Centro Propio de Investigación Pattern Recognition and Human Language Technology

Compartir
Año de inicio

2024

Organismo financiador

CONSELLERIA DE EDUCACION, UNIVERSIDADES Y EMPLEO

Tipo de proyecto

INV. COMPETITIVA PROYECTOS

Responsable científico

Paredes Palacios Roberto

Resumen

This project focuses on innovating Vision Encoder-Decoder (VED) models in artificial intelligence, specifically targeting their size and efficiency challenges. VED models, which bridge visual perception and language processing, are being transformed by replacing their transformer-based decoders with MLP-Mixer layers and employing Connectionist Temporal Classification (CTC) loss for training. This approach aims to reduce the model complexity and computational demands, making them more efficient for tasks like image captioning and text recognition.

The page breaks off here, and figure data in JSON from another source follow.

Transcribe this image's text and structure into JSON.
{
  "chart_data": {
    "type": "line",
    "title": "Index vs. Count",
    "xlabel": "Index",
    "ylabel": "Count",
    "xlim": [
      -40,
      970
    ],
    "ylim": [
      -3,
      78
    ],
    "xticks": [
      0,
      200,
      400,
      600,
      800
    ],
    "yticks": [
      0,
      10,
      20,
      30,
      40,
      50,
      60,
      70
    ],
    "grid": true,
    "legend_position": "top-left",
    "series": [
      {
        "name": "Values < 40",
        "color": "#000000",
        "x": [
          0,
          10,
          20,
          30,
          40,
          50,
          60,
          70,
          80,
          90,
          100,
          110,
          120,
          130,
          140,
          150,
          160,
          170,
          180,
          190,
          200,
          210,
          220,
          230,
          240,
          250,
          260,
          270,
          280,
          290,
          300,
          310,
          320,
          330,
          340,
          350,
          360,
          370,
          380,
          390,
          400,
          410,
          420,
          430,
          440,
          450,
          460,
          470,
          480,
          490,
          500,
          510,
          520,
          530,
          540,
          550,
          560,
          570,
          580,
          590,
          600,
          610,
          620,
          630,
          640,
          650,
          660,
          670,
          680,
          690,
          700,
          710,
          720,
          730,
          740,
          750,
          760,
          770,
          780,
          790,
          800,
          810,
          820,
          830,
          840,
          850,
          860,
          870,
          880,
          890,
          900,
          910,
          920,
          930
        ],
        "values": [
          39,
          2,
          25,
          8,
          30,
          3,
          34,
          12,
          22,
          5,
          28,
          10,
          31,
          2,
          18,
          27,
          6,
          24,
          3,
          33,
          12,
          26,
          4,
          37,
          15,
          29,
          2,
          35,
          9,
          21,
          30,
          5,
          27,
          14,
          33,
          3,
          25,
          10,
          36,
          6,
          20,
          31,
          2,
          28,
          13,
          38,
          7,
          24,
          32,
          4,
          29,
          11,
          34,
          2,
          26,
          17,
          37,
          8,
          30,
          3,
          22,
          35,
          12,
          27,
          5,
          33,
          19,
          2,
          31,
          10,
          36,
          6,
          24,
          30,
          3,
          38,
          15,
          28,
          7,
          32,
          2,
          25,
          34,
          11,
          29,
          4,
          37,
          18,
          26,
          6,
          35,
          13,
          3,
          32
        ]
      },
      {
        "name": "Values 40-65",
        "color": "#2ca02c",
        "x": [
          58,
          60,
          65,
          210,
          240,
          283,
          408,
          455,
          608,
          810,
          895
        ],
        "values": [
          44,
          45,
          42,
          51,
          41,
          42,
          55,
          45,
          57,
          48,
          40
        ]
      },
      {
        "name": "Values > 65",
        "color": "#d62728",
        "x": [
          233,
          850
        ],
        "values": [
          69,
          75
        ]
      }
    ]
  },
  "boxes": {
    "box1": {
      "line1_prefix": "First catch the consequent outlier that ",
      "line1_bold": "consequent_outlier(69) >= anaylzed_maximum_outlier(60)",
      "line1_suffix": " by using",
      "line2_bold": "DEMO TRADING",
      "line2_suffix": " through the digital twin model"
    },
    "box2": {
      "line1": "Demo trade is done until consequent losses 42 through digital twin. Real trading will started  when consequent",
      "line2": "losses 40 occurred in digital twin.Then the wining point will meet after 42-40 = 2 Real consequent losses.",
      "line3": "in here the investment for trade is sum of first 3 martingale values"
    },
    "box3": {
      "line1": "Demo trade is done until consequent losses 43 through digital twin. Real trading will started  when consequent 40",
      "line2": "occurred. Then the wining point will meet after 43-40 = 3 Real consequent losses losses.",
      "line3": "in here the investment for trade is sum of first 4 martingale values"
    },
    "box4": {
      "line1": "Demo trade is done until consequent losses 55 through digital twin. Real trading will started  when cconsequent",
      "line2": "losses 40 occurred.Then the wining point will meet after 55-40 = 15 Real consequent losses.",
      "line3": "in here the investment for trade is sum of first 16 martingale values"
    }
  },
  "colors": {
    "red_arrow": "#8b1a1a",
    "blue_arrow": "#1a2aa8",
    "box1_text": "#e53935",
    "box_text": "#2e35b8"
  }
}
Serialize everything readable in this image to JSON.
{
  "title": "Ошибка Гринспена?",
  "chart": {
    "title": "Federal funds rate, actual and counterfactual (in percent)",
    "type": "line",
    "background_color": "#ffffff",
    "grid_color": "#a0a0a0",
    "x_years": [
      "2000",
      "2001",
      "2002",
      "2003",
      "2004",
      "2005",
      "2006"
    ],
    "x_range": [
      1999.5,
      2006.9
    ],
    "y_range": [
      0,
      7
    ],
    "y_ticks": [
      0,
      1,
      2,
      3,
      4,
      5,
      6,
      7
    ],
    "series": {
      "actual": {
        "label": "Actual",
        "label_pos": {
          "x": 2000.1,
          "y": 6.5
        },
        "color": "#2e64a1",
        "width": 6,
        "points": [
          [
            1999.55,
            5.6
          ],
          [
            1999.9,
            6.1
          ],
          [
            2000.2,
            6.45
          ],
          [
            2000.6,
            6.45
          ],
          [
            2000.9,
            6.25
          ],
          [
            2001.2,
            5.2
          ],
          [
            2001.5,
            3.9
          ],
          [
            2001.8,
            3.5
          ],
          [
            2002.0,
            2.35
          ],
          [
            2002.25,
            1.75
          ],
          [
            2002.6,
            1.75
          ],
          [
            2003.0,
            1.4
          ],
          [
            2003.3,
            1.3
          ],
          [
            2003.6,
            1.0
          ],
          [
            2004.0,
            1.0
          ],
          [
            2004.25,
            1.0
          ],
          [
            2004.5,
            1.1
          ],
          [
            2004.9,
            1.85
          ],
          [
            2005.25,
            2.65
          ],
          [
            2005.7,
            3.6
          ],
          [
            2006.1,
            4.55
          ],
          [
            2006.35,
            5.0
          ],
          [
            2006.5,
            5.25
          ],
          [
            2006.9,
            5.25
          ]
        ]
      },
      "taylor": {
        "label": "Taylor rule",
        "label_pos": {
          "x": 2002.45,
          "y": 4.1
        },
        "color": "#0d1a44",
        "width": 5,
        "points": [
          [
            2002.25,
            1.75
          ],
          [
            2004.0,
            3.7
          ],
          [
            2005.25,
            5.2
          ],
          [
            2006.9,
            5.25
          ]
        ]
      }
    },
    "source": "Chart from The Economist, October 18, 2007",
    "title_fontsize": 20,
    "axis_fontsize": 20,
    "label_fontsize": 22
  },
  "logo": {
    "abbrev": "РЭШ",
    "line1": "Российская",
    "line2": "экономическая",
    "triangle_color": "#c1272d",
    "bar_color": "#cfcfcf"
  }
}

Additionally, the integration of reinforcement learning as a training method, using classifiers as reward functions, represents a significant shift from traditional training methods. This novel strategy is expected to enhance the model ability to generate high-quality, domain-specific text. The project methodology is systematically structured into seven Work Packages (WPs), covering literature review, fundamental research on VED model innovation, advanced training techniques, and specific applications. These applications include line-based and full-page handwritten text recognition, medical report generation from X-ray images, and lip reading. Each WP is designed to thoroughly explore the potential and limitations of the new VED model approach. The main advantage of this approach is its balance between computational efficiency and the capability to accurately process complex visual-textual data, which is crucial for practical and powerful AI solutions in real-world scenarios.